The US drug regulator's move to impose import restrictions on Ranbaxy Laboratories' Mohali plant is likely to slow the Indian pharmaceutical company's growth plans and could hit product launches in its biggest market.

The US Food and Drug Administration (FDA) issued the import alert on the grounds that the plant in Punjab did not meet US drug manufacturing requirements, making it the company's third plant to be barred from shipping its products to the United States.

Analysts said the US import restrictions would not affect Ranbaxy's existing operations but the fate of its future launches hung in the balance.

"We expected Mohali, which is a new facility, to be a key contributor to US revenue growth as more than 35 ANDAs (Abbreviated New Drug Applications) are filed from the facility. With Mohali under import alert, there are uncertainties on new product approvals," says an analyst report by Nomura.  "Existing operations (of the company) are not impacted much as there are no sales to the US from the Mohali facility."

Ranbaxy has been pinning its hopes on Mohali after the FDA slapped import bans on its Paonta Sahib and Dewas plants in 2008. It was banking on three generic drugs - blood pressure pill Diovan, stomach medicine Nexium and anti-viral medicine Valcyte - which it expects to roll out of the plant in Punjab this year.

But the extension of the Consent Decree to Mohali means Ranbaxy is barred from supplying any products from that plant to the United States until it has the US drug regulator's approval.

"We expect Ranbaxy to pursue approval of key exclusivities like Diovan and Nexium from Ohm Labs, the only formulation facility of Ranbaxy supplying to the US market," Nomura said in the report.

The drug regulator's move is the latest in a string of blows to hit Ranbaxy's US business. In May, it had pleaded guilty to felony charges relating to the safety of drugs made at two units in India and agreed to pay $500 million to US authorities as a penalty.

"Given the importance of the facility in the overall growth of the US business of the company, the future growth of the US business, will be impacted," says Sarabjit Kour Nangra, Vice President, Research, Pharma, at Angel Broking.

The pharmaceuticals company says it hopes the matter will be resolved soon and is willing to cooperate with any regulator that wants to investigate its manufacturing practices.

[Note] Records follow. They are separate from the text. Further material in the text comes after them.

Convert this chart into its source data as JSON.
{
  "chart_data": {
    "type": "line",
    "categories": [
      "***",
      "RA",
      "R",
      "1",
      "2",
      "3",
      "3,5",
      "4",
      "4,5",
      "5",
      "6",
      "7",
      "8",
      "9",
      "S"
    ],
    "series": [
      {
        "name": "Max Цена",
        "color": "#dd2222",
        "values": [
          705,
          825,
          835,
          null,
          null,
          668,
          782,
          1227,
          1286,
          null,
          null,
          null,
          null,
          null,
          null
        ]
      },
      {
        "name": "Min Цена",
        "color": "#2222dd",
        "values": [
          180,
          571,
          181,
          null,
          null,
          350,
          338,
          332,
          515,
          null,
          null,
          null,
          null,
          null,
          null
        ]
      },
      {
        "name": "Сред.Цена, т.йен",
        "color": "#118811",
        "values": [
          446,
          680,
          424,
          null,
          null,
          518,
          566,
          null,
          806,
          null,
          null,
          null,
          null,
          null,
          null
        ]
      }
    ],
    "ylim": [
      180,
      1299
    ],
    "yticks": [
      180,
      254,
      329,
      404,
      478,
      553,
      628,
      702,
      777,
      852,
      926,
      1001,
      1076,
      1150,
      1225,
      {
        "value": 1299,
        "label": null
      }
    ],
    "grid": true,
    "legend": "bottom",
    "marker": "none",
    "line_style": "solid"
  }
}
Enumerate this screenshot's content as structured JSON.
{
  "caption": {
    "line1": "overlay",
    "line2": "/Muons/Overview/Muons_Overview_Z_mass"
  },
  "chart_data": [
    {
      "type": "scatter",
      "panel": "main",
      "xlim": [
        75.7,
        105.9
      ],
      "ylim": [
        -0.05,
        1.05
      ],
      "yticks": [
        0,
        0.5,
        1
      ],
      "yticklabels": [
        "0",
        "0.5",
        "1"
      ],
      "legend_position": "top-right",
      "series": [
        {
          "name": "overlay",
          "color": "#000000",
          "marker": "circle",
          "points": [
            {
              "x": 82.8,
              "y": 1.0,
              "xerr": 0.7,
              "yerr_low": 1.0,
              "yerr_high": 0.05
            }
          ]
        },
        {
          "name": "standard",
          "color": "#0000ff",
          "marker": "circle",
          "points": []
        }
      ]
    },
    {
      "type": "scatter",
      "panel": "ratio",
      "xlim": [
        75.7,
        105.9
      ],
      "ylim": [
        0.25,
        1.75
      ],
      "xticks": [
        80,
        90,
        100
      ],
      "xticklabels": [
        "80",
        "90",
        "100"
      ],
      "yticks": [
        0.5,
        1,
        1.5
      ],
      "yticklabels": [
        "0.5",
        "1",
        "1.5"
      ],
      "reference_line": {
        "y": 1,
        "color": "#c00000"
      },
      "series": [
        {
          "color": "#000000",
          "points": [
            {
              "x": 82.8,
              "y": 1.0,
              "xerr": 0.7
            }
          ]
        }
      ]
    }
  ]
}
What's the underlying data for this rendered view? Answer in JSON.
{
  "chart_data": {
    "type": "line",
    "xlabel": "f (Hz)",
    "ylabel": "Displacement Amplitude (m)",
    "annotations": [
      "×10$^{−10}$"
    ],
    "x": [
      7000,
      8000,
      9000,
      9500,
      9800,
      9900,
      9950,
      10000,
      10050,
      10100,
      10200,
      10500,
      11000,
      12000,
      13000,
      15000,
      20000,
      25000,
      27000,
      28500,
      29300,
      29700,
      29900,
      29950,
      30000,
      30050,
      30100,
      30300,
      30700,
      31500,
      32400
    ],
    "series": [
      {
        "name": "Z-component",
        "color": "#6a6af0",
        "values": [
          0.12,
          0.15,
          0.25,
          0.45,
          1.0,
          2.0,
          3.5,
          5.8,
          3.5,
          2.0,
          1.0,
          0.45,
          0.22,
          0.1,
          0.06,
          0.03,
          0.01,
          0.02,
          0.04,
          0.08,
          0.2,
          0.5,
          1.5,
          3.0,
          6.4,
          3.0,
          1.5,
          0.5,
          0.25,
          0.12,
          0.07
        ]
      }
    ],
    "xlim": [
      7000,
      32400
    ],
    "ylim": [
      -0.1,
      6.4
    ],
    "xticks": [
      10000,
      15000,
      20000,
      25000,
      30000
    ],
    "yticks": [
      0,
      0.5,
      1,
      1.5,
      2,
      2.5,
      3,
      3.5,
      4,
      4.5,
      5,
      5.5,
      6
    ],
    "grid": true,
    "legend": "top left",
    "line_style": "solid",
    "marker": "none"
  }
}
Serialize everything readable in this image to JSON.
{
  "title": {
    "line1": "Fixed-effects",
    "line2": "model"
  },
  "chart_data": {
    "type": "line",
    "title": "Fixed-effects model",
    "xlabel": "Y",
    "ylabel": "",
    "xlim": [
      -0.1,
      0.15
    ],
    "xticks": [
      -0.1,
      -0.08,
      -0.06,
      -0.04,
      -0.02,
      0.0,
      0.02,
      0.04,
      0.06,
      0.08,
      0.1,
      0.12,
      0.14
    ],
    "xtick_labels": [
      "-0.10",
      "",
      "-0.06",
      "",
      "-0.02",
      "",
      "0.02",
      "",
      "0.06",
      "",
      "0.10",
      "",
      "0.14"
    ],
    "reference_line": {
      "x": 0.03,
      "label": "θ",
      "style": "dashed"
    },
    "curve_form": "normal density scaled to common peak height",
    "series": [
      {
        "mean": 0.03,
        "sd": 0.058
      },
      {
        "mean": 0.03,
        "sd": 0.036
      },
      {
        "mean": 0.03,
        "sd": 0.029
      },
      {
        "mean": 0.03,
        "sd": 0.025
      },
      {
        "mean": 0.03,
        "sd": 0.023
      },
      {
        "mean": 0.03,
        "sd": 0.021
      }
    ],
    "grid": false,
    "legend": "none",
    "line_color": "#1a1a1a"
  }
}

"Ranbaxy will review the details and will continue to fully cooperate with the US FDA and take all necessary steps to resolve the concerns at the earliest," Ranbaxy said in a statement. "The company believes that it has made further improvements at its Mohali facility since the last inspection in 2012, and remains committed to addressing all concerns of the US FDA. Ranbaxy is hopeful of an early resolution of these concerns."

Ranbaxy's stock plummeted nearly 30 per cent on Monday after the US drug regulator's move before recovering by 3.1 per cent to Rs 328.75 on Tuesday.